Again. You learn by doing. You learn by experiencing. And for some people on the autistic spectrum, it can take 20 years or more to even start to understand and experience something most kids probably do at age 4 (or whenever). That's why they call it a developmental delay, I suppose.
I have heard many ASD people say they have trouble connecting with and feeling close to others. I feel that if you protect yourself too much an never get close to anyone - even if you don't realize you're protecting yourself- , you never feel what it is like to feel close to someone - and so therefore you can't feel what it is like for them to be close to you. If that makes any sense. It is not ASD people's fault that they have trouble making friends - but it does seem to be a vicious cycle in many ways. You can't just turn defense mechanisms off when someone asks; I think the situation has to be right for them to fall away.

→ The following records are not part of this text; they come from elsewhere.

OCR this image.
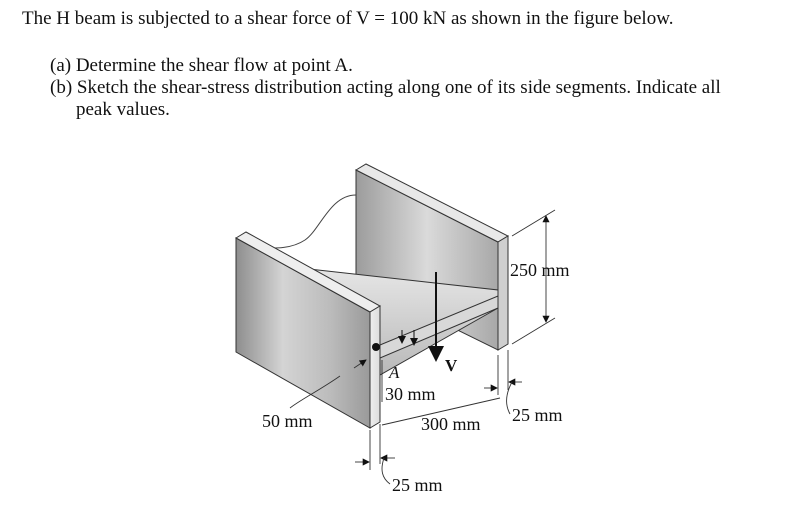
The H beam is subjected to a shear force of V = 100 kN as shown in the figure below.
(a) Determine the shear flow at point A.
(b) Sketch the shear-stress distribution acting along one of its side segments. Indicate all
peak values.
250 mm
50 mm
A	V
30 mm
300 mm 25 mm
25 mm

Most people with ASD are quite smart in other ways, though. They find ways around their blind spots. The therapist who diagnosed me told me something like, "Instead of understanding things intuitively, you make these logical connections in your brain - but you make them so fast, it's sometimes hard for people to see that you had trouble understanding the concept in the first place." Or something like that. The only problem is - logic can only take you so far.
I wasn't a big fan of this therapist in some ways, but I always thought that was an intelligent statement. If I ever get the ability to go into buildings back, I would really like to see a therapist. I have been recommended one who sounds good, too. Maybe in the fall when the heat isn't stressing me out so much I could try. Maybe.
Anyway...more thoughts about my life. These do not apply to all people with autism; they are just my life and experiences as I see them.